A few days after this review is published, I'll be playing guitar and singing at my first solo show in two years. Over the last few weeks, I've been buying equipment like amplifiers, a microphone and stand, and a music stand. I also wanted some studio headphones to hear my amplifier effects without disrupting my neighbors. I also wanted neutral headphones around for when I get around to recording some music I've written, and some lightweight headphones for long listening sessions.
One of the record stores I visit frequently has a record player with headphones attached to an amplifier for customers to sample records on. While writing in there one day, I borrowed the headphones to hear how they sound and how comfortable. Those headphones were the AKG K52, and I immediately fell in love with them.
AKG K52 Headphones
Bottom line: These are headphones that sound great with neutral sound, featherlight weight, and are relatively inexpensive.
- Hardly any bulk or weight, allowing for super long listening sessions
- Neutral sound
- Distraction-free listening
- Long cable is great for studio use
- Cable is non-replaceable and annoyingly long for desk use
- Wired only
- Only one color option
AKG K52 Headphones What I like
I'll get this right out of the way: these are not Bluetooth headphones. If that's a deal breaker for you, that's entirely understandable and you'd be better served by a different pair of headphones. I didn't buy these to be my on-the-go headphones, they're for home studio use and to keep me focused during long writing sessions at my desk.
And they serve both of those purposes well. Not having a Bluetooth radio, microphones, and battery makes the headphones that much lighter, which makes them that much more comfortable for wearing for hours on end. The longest I've worn these headphones is eight hours — with bathroom breaks — and my ears and the top of my head didn't feel any discomfort by the end of that day.
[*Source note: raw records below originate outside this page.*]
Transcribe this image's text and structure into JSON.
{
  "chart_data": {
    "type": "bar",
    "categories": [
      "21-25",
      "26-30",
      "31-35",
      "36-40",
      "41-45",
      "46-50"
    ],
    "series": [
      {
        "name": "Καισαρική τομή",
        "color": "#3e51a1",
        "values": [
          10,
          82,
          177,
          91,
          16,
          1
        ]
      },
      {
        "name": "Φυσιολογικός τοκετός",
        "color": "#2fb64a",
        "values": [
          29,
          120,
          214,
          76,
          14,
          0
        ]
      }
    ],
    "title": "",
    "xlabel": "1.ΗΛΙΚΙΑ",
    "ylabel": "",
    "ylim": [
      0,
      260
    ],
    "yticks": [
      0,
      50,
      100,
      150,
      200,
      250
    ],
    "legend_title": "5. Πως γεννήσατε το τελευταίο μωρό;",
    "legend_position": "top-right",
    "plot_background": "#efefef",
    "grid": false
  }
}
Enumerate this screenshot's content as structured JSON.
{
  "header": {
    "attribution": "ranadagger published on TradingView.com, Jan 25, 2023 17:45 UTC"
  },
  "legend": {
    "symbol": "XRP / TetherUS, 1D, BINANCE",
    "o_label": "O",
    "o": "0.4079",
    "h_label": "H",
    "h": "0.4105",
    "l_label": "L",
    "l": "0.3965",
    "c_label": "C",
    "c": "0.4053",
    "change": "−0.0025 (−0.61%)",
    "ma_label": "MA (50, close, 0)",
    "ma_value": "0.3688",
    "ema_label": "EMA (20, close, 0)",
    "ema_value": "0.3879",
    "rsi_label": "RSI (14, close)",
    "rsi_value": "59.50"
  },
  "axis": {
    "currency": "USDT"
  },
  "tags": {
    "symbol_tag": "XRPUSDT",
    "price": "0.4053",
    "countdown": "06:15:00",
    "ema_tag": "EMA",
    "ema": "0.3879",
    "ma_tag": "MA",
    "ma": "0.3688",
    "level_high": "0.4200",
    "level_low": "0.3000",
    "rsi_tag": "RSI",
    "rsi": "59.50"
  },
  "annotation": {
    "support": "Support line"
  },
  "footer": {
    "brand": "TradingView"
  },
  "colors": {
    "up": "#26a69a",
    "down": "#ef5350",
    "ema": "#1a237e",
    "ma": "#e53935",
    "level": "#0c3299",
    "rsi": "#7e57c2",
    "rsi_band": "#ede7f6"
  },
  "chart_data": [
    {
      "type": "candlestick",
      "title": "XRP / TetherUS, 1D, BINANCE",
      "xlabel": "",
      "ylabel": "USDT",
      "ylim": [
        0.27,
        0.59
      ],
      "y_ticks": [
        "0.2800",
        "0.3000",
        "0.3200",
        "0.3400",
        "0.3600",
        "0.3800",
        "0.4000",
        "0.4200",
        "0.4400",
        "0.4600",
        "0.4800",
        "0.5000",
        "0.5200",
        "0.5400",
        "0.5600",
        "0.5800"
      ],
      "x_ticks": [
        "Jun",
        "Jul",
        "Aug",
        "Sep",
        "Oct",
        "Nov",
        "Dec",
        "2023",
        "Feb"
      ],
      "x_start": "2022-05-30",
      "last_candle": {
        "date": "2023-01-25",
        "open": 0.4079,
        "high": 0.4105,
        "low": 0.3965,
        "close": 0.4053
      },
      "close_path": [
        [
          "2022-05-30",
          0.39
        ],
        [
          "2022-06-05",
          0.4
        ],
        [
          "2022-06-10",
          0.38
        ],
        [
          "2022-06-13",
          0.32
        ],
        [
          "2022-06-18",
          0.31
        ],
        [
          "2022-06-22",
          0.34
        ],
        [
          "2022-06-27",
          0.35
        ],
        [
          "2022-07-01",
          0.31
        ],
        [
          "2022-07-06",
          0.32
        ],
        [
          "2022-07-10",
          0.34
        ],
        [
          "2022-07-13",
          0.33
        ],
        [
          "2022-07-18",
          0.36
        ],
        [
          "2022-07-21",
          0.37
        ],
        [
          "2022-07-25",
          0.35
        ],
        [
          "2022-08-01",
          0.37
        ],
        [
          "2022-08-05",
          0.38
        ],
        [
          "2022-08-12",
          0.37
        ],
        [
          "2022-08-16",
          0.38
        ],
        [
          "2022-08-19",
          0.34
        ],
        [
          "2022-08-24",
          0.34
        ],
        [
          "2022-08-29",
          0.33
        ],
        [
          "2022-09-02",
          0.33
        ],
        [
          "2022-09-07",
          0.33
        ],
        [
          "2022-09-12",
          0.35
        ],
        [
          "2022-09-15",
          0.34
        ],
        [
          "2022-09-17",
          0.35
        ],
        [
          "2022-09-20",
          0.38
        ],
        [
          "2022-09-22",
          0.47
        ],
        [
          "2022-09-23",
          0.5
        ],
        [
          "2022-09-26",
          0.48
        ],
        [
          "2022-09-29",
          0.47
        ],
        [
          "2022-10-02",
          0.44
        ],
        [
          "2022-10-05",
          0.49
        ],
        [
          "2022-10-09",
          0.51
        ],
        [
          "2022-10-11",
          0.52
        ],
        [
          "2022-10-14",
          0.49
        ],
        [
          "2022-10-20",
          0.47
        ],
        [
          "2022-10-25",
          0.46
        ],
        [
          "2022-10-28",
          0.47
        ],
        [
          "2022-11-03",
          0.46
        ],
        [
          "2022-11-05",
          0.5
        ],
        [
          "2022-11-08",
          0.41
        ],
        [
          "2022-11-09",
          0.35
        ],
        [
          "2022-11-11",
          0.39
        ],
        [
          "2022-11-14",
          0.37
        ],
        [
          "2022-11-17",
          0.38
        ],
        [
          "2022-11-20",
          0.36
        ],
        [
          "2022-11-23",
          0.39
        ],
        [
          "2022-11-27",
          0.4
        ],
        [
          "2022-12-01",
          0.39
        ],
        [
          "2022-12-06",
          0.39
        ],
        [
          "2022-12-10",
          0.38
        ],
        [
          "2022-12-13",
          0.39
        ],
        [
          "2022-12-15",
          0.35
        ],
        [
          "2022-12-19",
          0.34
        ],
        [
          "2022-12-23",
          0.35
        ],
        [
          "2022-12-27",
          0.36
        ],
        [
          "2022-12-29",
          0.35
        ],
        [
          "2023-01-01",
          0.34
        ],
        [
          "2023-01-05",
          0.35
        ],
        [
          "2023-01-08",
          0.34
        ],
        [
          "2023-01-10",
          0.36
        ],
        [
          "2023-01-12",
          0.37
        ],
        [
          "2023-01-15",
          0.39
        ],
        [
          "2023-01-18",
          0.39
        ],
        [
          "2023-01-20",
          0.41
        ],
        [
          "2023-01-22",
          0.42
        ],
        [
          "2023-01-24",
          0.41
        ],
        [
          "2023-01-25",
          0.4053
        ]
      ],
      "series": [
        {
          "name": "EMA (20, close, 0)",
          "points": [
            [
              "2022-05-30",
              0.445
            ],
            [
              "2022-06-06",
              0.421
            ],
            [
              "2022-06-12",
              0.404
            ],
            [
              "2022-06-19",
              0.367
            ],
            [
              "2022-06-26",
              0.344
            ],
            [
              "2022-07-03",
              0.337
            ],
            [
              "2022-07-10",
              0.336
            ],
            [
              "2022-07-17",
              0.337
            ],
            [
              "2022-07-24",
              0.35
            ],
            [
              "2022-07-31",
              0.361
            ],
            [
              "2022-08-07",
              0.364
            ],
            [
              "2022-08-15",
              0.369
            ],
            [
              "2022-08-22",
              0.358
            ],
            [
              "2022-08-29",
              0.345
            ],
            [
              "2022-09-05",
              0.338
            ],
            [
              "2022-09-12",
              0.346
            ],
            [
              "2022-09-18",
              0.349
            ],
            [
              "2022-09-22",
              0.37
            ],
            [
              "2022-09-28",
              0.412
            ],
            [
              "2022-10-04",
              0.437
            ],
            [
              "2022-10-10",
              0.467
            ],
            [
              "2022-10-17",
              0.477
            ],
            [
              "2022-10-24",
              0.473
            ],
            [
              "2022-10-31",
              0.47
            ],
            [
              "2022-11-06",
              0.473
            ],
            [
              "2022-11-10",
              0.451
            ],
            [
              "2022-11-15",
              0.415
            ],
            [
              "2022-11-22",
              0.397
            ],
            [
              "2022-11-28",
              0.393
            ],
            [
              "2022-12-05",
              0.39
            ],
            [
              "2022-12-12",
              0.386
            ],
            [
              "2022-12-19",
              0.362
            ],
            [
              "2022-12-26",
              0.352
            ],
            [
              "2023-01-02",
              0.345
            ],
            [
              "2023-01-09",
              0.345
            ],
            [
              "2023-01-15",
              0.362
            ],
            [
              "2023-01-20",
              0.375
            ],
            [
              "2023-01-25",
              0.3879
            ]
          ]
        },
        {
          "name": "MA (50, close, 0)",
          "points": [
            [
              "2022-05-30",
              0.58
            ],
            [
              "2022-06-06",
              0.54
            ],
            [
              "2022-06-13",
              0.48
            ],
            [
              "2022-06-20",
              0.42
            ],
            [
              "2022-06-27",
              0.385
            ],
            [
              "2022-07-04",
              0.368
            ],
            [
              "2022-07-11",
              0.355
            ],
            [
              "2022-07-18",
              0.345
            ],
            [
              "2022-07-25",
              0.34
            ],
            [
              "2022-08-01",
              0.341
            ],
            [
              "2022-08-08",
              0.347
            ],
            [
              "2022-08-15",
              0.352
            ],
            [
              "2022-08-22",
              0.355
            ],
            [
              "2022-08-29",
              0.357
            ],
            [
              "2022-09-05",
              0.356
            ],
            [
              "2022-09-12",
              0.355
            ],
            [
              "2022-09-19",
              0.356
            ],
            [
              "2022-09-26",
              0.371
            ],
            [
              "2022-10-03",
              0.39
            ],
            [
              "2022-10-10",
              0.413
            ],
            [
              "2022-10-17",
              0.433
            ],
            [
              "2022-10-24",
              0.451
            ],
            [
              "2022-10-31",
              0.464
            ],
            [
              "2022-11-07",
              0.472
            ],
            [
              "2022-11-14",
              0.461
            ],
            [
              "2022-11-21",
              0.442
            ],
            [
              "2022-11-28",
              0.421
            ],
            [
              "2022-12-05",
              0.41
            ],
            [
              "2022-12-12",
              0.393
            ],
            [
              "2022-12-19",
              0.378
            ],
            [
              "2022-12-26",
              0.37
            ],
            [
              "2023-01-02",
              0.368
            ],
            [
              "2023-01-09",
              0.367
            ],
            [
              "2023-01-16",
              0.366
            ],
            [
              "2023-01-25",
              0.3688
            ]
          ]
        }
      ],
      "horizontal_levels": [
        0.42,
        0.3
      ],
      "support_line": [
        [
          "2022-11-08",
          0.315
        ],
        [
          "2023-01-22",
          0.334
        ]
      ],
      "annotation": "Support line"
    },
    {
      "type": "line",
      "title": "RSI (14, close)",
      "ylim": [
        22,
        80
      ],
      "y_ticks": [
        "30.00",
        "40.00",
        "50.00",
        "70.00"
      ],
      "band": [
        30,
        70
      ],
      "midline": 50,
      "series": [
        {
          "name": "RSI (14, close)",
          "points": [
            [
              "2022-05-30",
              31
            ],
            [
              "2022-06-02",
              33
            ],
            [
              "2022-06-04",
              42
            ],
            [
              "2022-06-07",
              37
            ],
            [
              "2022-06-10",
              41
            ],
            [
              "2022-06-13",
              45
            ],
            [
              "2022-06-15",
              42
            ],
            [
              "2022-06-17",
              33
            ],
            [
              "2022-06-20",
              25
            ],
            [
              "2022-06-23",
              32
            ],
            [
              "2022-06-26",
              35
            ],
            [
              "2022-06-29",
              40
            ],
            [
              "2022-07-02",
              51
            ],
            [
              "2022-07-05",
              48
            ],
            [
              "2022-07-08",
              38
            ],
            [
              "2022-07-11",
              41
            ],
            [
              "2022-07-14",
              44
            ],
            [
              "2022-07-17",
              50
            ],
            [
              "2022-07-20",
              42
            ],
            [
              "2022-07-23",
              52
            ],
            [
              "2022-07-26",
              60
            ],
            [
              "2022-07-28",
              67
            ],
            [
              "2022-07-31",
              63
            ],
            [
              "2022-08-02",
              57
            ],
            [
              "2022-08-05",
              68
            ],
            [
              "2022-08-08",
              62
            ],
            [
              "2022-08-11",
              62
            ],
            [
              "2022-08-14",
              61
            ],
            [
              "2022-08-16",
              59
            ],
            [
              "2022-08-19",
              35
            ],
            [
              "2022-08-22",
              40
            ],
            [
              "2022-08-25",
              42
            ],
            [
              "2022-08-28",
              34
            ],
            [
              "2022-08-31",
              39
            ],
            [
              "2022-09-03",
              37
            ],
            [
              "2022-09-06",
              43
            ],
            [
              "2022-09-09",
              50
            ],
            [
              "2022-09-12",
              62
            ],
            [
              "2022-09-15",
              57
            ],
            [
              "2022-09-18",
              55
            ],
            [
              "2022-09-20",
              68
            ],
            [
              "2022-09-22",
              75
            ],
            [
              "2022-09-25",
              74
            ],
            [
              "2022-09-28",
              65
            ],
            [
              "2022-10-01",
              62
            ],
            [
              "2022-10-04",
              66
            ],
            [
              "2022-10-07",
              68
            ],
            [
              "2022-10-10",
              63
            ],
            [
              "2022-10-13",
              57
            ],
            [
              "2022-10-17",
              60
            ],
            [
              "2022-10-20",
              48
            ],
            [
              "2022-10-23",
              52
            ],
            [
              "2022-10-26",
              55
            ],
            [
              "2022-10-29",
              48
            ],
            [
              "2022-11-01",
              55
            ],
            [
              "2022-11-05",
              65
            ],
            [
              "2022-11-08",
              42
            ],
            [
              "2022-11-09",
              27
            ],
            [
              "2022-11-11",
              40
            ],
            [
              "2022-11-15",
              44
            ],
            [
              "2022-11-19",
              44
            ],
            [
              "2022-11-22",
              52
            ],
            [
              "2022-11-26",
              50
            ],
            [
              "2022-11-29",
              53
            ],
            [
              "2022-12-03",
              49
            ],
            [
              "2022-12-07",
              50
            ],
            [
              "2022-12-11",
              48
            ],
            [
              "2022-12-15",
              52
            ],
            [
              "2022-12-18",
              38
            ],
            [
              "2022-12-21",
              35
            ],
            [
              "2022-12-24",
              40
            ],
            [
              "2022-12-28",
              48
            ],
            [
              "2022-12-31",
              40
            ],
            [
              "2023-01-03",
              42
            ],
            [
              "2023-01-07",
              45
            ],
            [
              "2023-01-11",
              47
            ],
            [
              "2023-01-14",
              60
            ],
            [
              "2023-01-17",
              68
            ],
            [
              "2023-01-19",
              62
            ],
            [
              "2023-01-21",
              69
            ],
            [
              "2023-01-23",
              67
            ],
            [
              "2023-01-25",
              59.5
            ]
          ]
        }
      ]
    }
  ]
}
These are a full ounce lighter than the already light Bose QC35 II headphones, and you can feel the difference.
The 3.5mm cable is permanently attached to the headphones — more on that later — and it's sufficiently long enough to plug into my amplifier and let me move around with my guitar. It's a bit annoying to have the long cable running down my back, but an annoyingly long cable is better than a short cable that would make my equipment fall over. AKG includes a 3.5mm-to-6.35mm adapter in the box for plugging the headphones into an amplifier.
But the best part about these headphones — and the reason I specifically use them over some wired gaming headsets I already owned — is their neutral sound. Almost every wireless pair of headphones — and even other wired headsets — has some sort of tuning built in to make music sound "better" than competing headphones. I don't mind this since some manufacturers' definition of "better" matches my definition of "better", but for hearing myself play and sing I don't want any unnecessary effects or tuning.
AKG K52 Headphones What I don't like
My main complaints with these headphones come down to the 3.5mm cable being permanently attached to the headphones. The long cable is excellent when I'm playing guitar and singing, but much more annoying when I'm just listening to music at my desk. I usually have the cable wrapped up and velcroed to keep it tidy, but that's not great for the long-term health of the cable.
And because the cable's permanently attached, ruining the cable will ruin the headphones as well. This is made more frustrating by the fact that AKG sells other headphones at a similar price that includes a removable (though non-standard) cable.
Finally, while I'm sure most musicians would be fine with the plain black style — as am I — it'd be great to see more color options.
AKG K52 Headphones Should you buy them?
Maybe. There are definitely better studio headphones that feature a wider soundstage, but if you don't want to spend too much money on your home studio or desk headphones, these are a great option. I purchased my set for $30 at Guitar Center during their Fourth of July sale, and if you can find a similar bargain go for it.
At full price, things get a little dicey. I would have gone for the AKG's K240 solely for the removable cable, and the semi-open back design would have meant a wider soundstage for hearing myself play. But that also means my music would leak out, disturbing other people nearby. Each pair of headphones has merits and detractions.
Even at full price, these are a great pair of headphones for anyone who wants an inexpensive pair of headphones for their desk or home studio.